Keine zwei Minuten später marschierten die zwei auch schon auf den Wächter zu.
„Guten Tag, Prinzessin", begrüßte er seine ehemalige Herrin, wobei er ein genervtes Augenrollen kassierte. Anscheinend hatte er von dem Verrat tatsächlich noch nichts mitbekommen zu haben.
„Lass diesen Quatsch und lass uns lieber rein!", schnauzte sie ihn an.
Hastig verbeugte sich der große Mann vor ihr. „Ja, ja, natürlich Herrin!" Seine Worte überschlugen sich schon fast. Doch als er wieder aufblickte fiel ihm Kassandra ins Auge. „Hey, wer ist das?", fragte er. „Ich habe Euch einige Tage nicht mehr gesehen. Was war los, Prinzessin?"

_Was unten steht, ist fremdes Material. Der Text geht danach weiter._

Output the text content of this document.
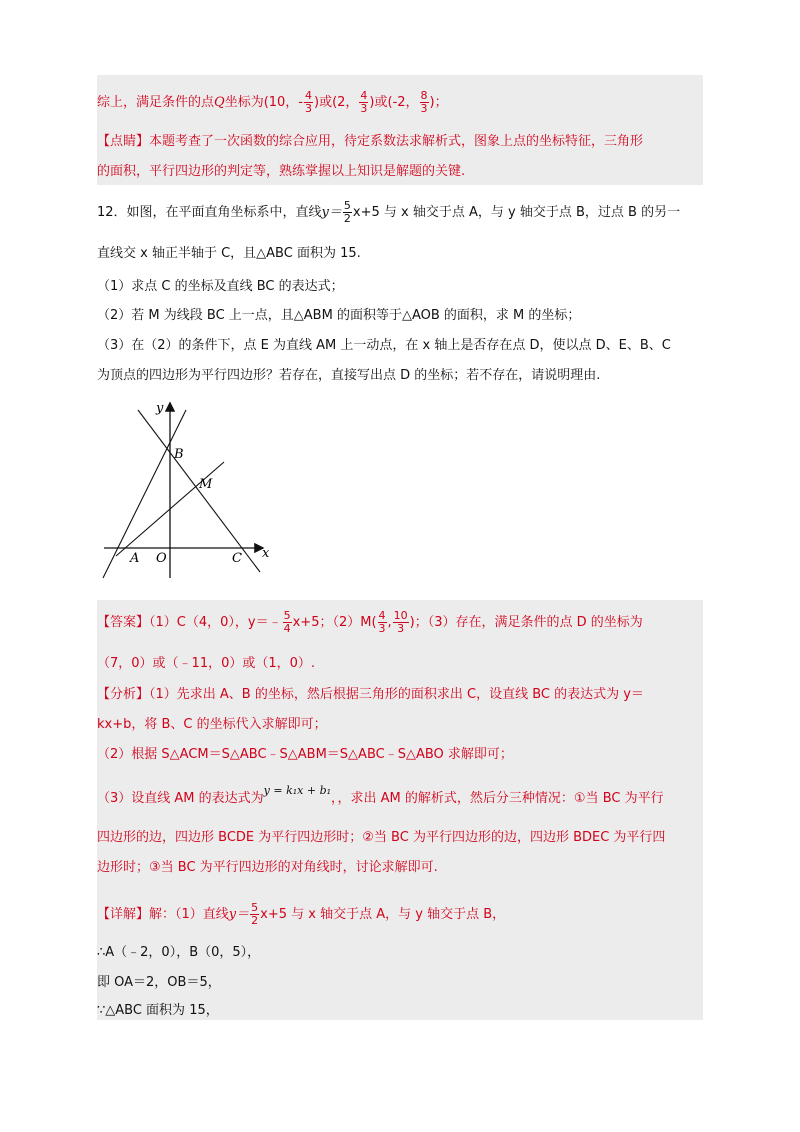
综上，满足条件的点Q坐标为(10，- $\frac{4}{3}$ )或(2， $\frac{4}{3}$ )或(-2， $\frac{8}{3}$ )；
【点睛】本题考查了一次函数的综合应用，待定系数法求解析式，图象上点的坐标特征，三角形
的面积，平行四边形的判定等，熟练掌握以上知识是解题的关键.
12．如图，在平面直角坐标系中，直线$y= \frac{5}{2} x+5$ 与 x 轴交于点 A，与 y 轴交于点 B，过点 B 的另一
直线交 x 轴正半轴于 C，且△ABC 面积为 15.
（1）求点 C 的坐标及直线 BC 的表达式；
（2）若 M 为线段 BC 上一点，且△ABM 的面积等于△AOB 的面积，求 M 的坐标；
（3）在（2）的条件下，点 E 为直线 AM 上一动点，在 x 轴上是否存在点 D，使以点 D、E、B、C
为顶点的四边形为平行四边形？若存在，直接写出点 D 的坐标；若不存在，请说明理由.
y
x
B
M
A O	C
【答案】（1）C（4，0），y＝﹣ $\frac{5}{4} x+5$；$(2)M( \frac{4}{3}$ , $\frac{10}{3}$ )；（3）存在，满足条件的点 D 的坐标为
（7，0）或（﹣11，0）或（1，0）.
【分析】（1）先求出 A、B 的坐标，然后根据三角形的面积求出 C，设直线 BC 的表达式为 y＝
kx+b，将 B、C 的坐标代入求解即可；
（2）根据 S△ACM＝S△ABC﹣S△ABM＝S△ABC﹣S△ABO 求解即可；
（3）设直线 AM 的表达式为$^{y = k_1x + b_1}$，，求出 AM 的解析式，然后分三种情况：①当 BC 为平行
四边形的边，四边形 BCDE 为平行四边形时；②当 BC 为平行四边形的边，四边形 BDEC 为平行四
边形时；③当 BC 为平行四边形的对角线时，讨论求解即可.
【详解】解：（1）直线$y= \frac{5}{2} x+5$ 与 x 轴交于点 A，与 y 轴交于点 B，
∴A（﹣2，0），B（0，5），
即 OA＝2，OB＝5，
∵△ABC 面积为 15，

„Das geht dich gar nichts an, Wächter! Kümmere dich lieber um deinen eigenen Kram! Ich glaube damit hast du mehr, als genug zu tun!", fuhr sie ihn an. Dabei glitt ihr Blick an seinem ganzen Körper entlang. „Oder möchtest du meine Autorität in Frage stellen?"
„Nein, nein. Verzeiht mir, Prinzessin!" Damit machte er schnell Platz und ließ sie Zutritt gewähren.
Als sie drinnen waren, fiel das schwere Tor mit einem lauten Scheppern in Schloss und die Mädchen waren nun wieder allein. Bis hierhin hatte der Weg ja schonmal gut geklappt. Hoffentlich blieb es auch so!